LAWS(PAT)-1965-3-11

DUDUL AHIR Vs. MACKI

Decided On March 26, 1965
DUDUL AHIR Appellant
V/S
MD.MACKI Respondents

JUDGEMENT

(1.) This is an appeal by defendants 1, 4, 9 and 10 against the judgment of Rajkishore Prasad, J. holding that First Appeal No. 199 of 1956 abated as a whole and became incompetent because due to the laches of these appellants the appeal stood dismissed as against defendants 5, 6, 7, 8, 11 and 12 in consequence of a peremptory order

(2.) To appreciate the points in controversy, it is necessary to state the following facts. Defendants 11 and 12 (described as defendants fourth party) were the previous owners of the disputed properties. They sold the same to the plaintiffs' father by a registered sale deed dated the 13th August, 1948. Subsequently, sometime in 1949, they purported to sell separate parcels of the said lands by separate sale deeds in favour of defendants 1 to 10. There was the usual proceeding under Sections 144 and 145 of the Code of Criminal Procedure between the plaintiffs and some of the defendants in respect of some of the properties and it appears that the lands were attached under Section 146, Criminal Procedure Code. The plaintiffs' suit was, therefore, for declaration of title, recovery of possession and mesne profits and also for a decree for a sum of Rs. 2.165 representing the amount in deposit being the net usufruct from the lands which were under attachment in the proceeding under Section 146 Criminal Procedure Code. One of the main issues in that litigation was whether the sale deed dated 13-8-1948 executed by defendants fourth party in favour of the plaintiffs' father was valid, genuine and for consideration (issue No. 5) This issue was decided in favour of the plaintiffs and hence a decree was passed for recovery of possession and also for mesne profits. They were also authorised to withdraw the sum of Rs. 2.165 deposited in the Criminal Courts at Buxar and total costs to the extent of Rs. 957/- were decreed in favour of the plaintiffs to be paid by the contesting defendants. During the pendency of the appeal, however, due to the failure of the present appellants to comply with the peremptory order dated 13-12-1956 the appeal stood dismissed as against the non-appearing respondents 5 to 10 corresponding to defendants 5, 6, 7, 8, 11 and 12.

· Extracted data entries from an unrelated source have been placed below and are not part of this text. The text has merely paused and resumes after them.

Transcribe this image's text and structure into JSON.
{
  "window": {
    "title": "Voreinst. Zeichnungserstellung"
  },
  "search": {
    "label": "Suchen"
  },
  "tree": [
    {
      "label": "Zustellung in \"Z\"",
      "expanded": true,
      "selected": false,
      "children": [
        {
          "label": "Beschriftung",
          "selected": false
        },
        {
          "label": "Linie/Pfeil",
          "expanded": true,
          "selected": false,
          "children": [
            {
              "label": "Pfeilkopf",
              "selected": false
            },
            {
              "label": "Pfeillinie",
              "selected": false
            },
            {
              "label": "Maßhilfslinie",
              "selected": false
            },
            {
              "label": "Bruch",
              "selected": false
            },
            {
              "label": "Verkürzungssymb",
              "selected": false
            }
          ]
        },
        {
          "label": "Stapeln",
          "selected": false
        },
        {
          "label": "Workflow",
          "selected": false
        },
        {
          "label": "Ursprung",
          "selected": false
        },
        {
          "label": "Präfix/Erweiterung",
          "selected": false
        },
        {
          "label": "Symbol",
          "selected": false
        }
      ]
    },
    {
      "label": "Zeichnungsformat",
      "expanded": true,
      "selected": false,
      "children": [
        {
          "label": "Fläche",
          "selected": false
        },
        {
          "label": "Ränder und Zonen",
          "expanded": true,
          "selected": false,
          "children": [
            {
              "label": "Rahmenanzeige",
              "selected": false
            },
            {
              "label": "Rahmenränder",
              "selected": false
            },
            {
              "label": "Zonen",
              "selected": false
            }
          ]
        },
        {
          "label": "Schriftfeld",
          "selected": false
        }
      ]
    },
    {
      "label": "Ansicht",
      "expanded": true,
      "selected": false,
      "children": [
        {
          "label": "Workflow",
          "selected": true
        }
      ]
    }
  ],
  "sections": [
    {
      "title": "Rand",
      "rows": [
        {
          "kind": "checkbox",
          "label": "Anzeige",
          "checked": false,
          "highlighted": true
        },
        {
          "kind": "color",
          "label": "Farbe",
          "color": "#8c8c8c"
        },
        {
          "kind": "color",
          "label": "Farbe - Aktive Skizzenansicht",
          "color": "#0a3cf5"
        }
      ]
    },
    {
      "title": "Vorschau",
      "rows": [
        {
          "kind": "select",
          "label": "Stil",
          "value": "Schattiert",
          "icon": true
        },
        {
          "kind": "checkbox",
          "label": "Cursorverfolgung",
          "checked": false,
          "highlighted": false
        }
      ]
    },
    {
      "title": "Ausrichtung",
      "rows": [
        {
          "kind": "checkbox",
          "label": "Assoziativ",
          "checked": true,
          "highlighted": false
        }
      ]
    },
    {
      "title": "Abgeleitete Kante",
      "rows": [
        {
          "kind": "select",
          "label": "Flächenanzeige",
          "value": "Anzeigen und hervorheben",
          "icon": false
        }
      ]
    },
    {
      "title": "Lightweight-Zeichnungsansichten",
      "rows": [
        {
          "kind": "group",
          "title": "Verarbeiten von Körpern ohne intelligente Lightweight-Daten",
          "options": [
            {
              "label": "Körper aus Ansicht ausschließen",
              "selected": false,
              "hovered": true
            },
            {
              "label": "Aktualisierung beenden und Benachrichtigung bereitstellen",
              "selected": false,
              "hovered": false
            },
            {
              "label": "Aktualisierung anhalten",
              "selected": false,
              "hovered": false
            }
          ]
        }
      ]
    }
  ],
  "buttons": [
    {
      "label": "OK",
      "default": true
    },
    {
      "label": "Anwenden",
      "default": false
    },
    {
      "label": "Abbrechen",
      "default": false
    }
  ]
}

(3.) Before the learned Single Judge, a preliminary objection was taken Io the maintainability of the appeal on the ground that in the absence of those defendants the decree passed by the trial court could not be varied and that consequently the appeal must be held to have abated as a whole and to have become incompetent. This argument was accepted by the learned Single Judge.